Last week, Andre received a letter from President Bush, who was responding to a letter he received from a friend of the Messiers. “The courage you have shown during this difficult time is an inspiration to all who know you,” the President wrote. “I was pleased to learn so many good things about you and I am happy to have you as one of my young friends.”

“Andre is a little on the shy side, but he’s very anxious to show people the letter when they ask about it,” Andre’s father says.

He showed a reporter from the Boston Sunday Herald the letter, and was rewarded with a story covering most of a page and headlined, “Brave boy fights for life.”

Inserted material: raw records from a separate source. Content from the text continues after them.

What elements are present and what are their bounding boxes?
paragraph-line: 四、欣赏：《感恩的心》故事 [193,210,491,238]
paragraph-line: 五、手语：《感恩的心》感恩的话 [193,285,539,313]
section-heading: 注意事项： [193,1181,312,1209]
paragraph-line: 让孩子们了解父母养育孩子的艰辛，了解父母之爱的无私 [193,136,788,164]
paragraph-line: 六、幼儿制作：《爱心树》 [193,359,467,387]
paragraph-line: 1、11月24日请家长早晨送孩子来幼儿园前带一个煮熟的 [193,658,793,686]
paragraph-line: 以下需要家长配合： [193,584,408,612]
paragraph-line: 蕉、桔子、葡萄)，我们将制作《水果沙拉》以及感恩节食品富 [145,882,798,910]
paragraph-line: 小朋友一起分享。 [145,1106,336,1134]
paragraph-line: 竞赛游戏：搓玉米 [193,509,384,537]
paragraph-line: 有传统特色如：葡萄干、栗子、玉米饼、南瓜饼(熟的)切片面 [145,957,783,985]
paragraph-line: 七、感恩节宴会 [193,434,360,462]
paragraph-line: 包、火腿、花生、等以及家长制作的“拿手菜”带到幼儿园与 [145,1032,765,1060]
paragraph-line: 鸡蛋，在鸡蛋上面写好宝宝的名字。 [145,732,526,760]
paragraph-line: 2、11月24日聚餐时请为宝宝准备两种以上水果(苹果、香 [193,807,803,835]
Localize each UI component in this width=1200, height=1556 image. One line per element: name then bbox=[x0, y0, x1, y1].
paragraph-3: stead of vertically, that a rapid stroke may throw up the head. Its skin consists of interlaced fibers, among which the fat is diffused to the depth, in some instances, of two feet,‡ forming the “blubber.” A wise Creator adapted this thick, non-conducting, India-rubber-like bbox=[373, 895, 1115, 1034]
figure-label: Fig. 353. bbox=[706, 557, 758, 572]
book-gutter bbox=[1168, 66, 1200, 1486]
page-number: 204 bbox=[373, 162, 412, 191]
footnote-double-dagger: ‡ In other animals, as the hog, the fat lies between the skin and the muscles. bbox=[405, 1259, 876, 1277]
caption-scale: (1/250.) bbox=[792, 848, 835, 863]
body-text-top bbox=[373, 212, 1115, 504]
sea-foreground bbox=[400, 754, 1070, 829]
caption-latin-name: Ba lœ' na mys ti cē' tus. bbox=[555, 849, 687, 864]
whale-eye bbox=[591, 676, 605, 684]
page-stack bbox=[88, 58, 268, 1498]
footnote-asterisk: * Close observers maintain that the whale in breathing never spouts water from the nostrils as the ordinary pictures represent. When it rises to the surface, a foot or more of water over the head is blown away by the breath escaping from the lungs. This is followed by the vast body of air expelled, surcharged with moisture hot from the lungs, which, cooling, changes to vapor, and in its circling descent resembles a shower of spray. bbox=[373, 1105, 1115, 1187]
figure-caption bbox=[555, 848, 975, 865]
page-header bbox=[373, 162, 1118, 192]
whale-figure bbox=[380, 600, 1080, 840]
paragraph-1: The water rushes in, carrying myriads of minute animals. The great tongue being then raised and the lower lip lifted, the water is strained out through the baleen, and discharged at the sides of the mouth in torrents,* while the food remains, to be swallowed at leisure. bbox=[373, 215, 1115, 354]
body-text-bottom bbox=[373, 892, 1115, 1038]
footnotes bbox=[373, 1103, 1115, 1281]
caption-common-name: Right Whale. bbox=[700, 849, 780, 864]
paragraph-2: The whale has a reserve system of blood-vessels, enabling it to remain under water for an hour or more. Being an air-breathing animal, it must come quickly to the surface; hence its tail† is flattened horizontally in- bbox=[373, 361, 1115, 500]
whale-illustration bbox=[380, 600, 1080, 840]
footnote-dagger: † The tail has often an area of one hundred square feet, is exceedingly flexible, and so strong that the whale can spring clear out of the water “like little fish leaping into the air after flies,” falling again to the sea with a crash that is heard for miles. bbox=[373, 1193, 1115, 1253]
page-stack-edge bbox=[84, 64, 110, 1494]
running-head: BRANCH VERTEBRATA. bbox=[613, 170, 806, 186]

Andre has bad days, like Tuesday, when he was vomiting and feeling bad. Mrs. Messier’s conversation about her son was interrupted when his heart monitor began to beep. It was not a life-threatening moment, but it was a dip in the roller coaster of Andre’s days.

“When he’s really sick, he gets discouraged and wonders what is going to happen to him,” his father says.

But the last two weeks have been surprising and encouraging. Andre has felt good enough to play with his cars, and even try a little balloon volleyball. Always, his thoughts are on the end of October, when his treatment is scheduled to finish.

“He’s looking forward, I think the most, to seeing his friends, riding his bike in the driveway — just the freedom of it,” his father says. “He’s anxious to get home. We’re anxious to get him home.”